Midfielder Roman Alessandrini (knee), center back Michael Ciani (hamstring), Giovani dos Santos (strained quad), Jonathan dos Santos (groin) and defender Dave Romney (ankle) all returned to training this week and final decisions on their availability will be made Friday, Schmid said.
Alessandrini said he is ready to play despite lingering soreness in his right knee. A recent magnetic resonance imaging (MRI) revealed no structural damage and Alessandrini said there’s “nothing serious,” although he admitted he feared the worst when he was hurt on a non-contact play in a recent match against Minnesota United.
He even was brought to tears because of the discomfort.
“Yeah, because it was the same feeling as my previous injury,” he said, referring to ligament damage in 2014. “That’s why I was a little bit scared. And when you know this feeling you think the worst.
“After that, the MRI gave me some good news. That’s why I’m more confident right now, even if it’s a little bit painful. The ligament and meniscus (cartilage) are good, that’s the important thing.”
Alessandrini has eight goals and five assists and has missed the last three matches after a run in which he had five goals and four assists in six games. His presence would be welcome, to say the least, for a team trying desperately to make the MLS Cup playoffs. The Galaxy currently are seventh in the Western Conference; only the top six teams qualify.
“It’s the last seven games, so I have to give everything for my team,” he said. “I try to give the best I can. Step by step I need to come back and help the team get in the playoffs.”
STERES FOR THE DEFENSE
Galaxy goalkeeper David Bingham made one of his biggest saves of the season when he knocked the ball away from a fast-closing Benny Feilhaber of LAFC during last Friday’s game, but he wasn’t the only player to come up with a big stop.
Defender Dan Steres had come in for an injured Dave Romney (ankle) just before the end of regulation when LAFC’s Diego Rossi took a pass from Latif Blessing at the penalty spot and prepared to shoot. Steres, however, dove to the ground and re-directed Rossi’s attempt out of danger.
“For me I was trying to get up to the speed of the game,” he said. “I was just trying to get my hat in it. He (Rossi) was probably more open than he should have been in the first place, but to make up for it without conceding a goal was good.
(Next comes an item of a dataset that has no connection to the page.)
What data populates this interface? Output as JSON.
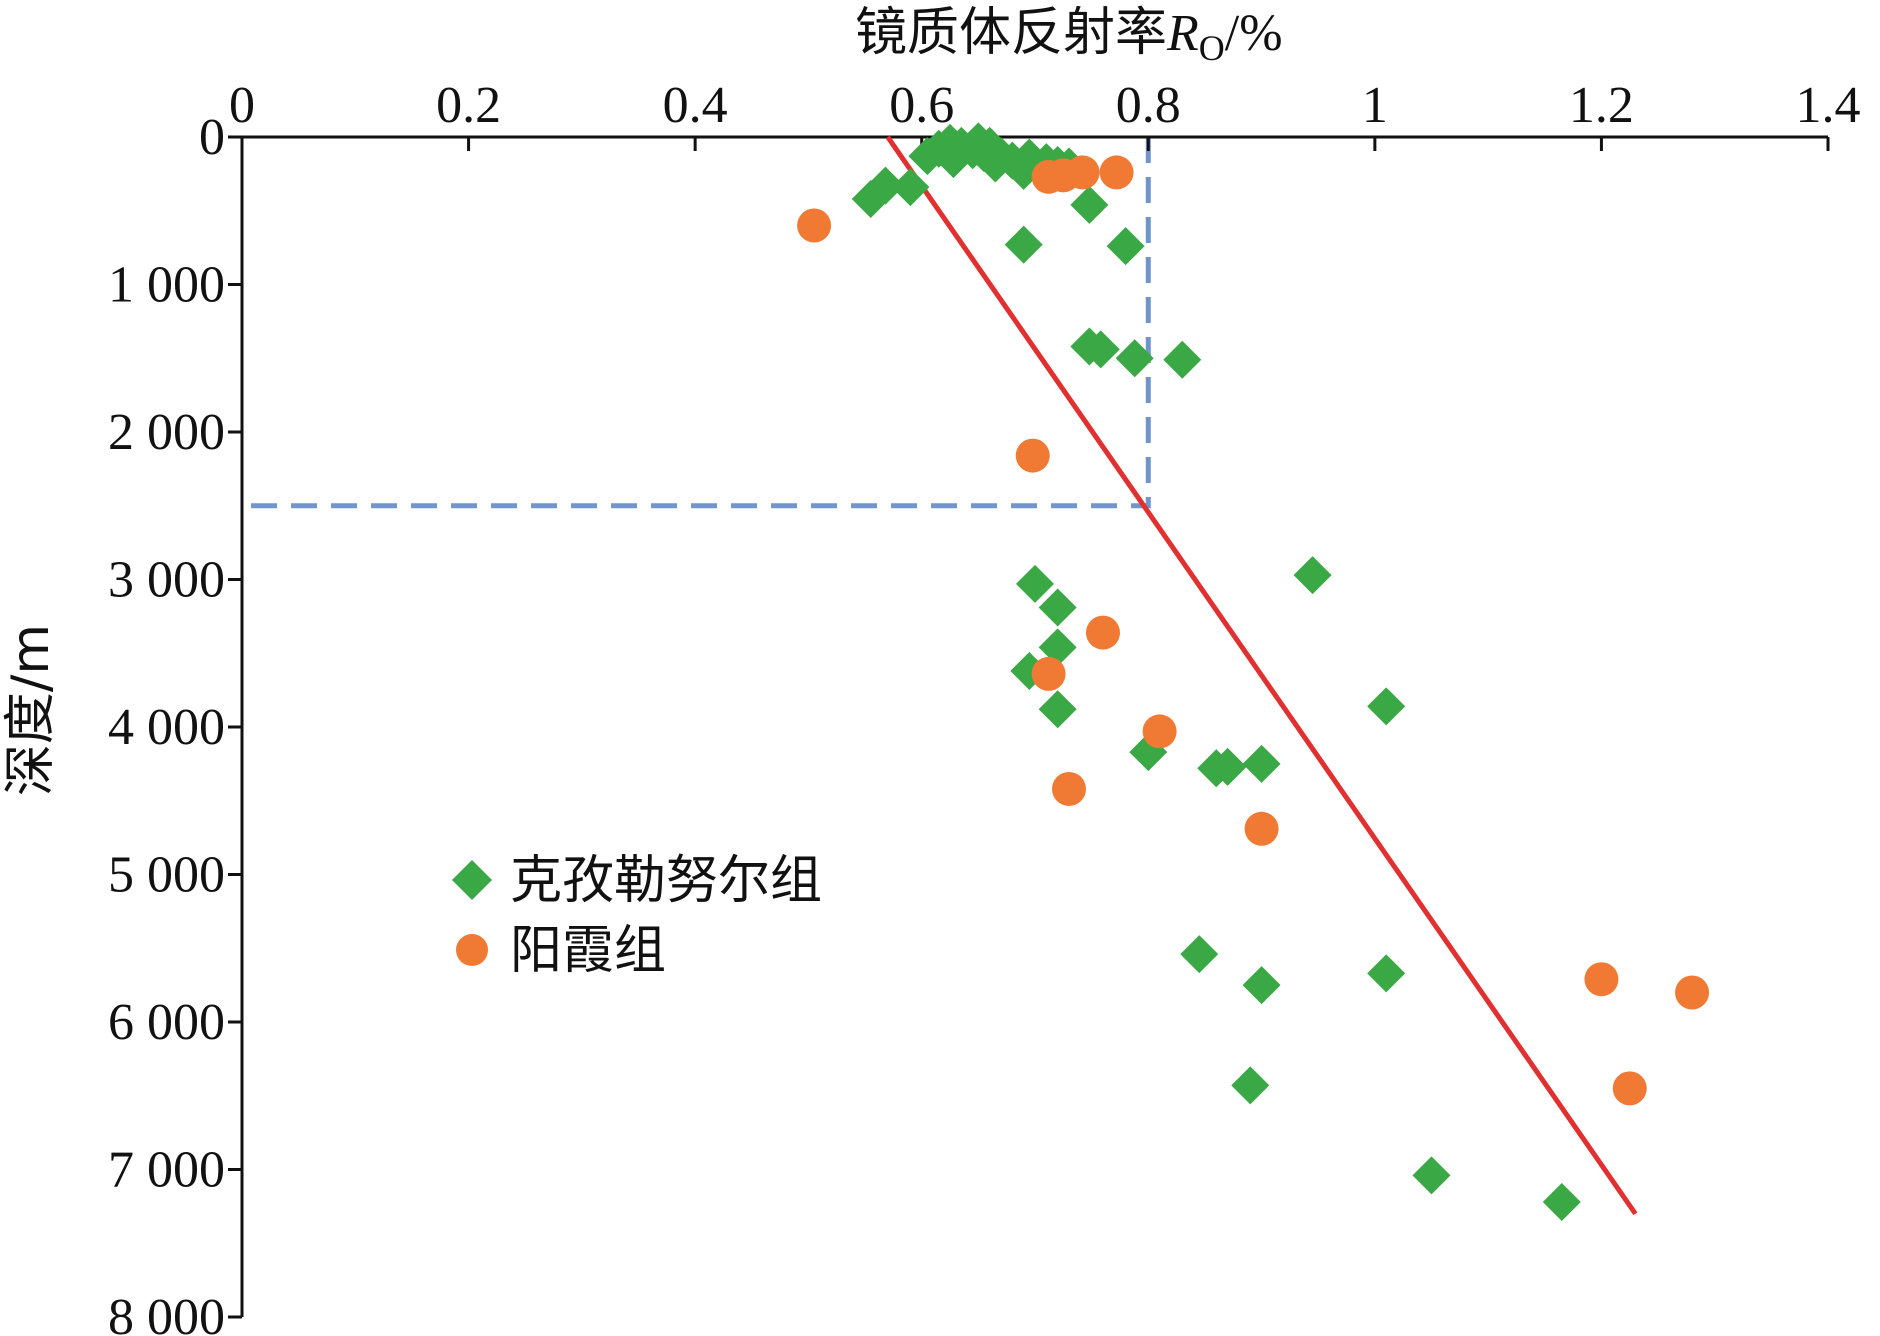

“I was fresh and I just tried to get out there as quickly as possible. Once he was about to shoot it, I had to get down there to block it. I was just happy to do my part.”
The game-saving play, however, did little to ease his season-long frustration. He has appeared in just 15 games, with nine starts.
“It’s been a tough year,” he said. “I’m just trying to grind and find my role and do what’s needed at this point. I’m obviously not happy being on the bench; I want to be playing.
“It’s a grind and hopefully we can push into the playoffs. And if I’m needed then, that would be great.”
Schmid had nothing but praise for Clint Dempsey, one of his former players who announced his immediate retirement Wednesday.
Dempsey had some of his best years under Schmid, who coached him in Seattle.
“Clint’s had a phenomenal career,” Schmid said. “I think what he achieved for the (U.S.) national team, he was a guy who was very consistent. Obviously, it was a privilege to coach him.
“Clint thought the game ahead. I thought he was a fantastic player and deserves all the accolades he’s getting.”
Schmid was asked what Dempsey meant to U.S. soccer in general.
“He was iconic in the sense that he was the one guy who really had broken through,” he said. “Claudio Reyna sort of broke through in Europe. There’s guys like (Carlos) Bocanegra and guys like that who also broke through. He was the one forward along with (Brian) McBride who sort of broke through in Europe.
“I think that was important because that helped establish that, ‘Hey, Americans can play.’ That opened the door for some other players to get over there later. When you look at the goals he scored in World Cups and Confederation Cups, obviously, sometimes we wouldn’t have achieved what we did as a country without his goals.”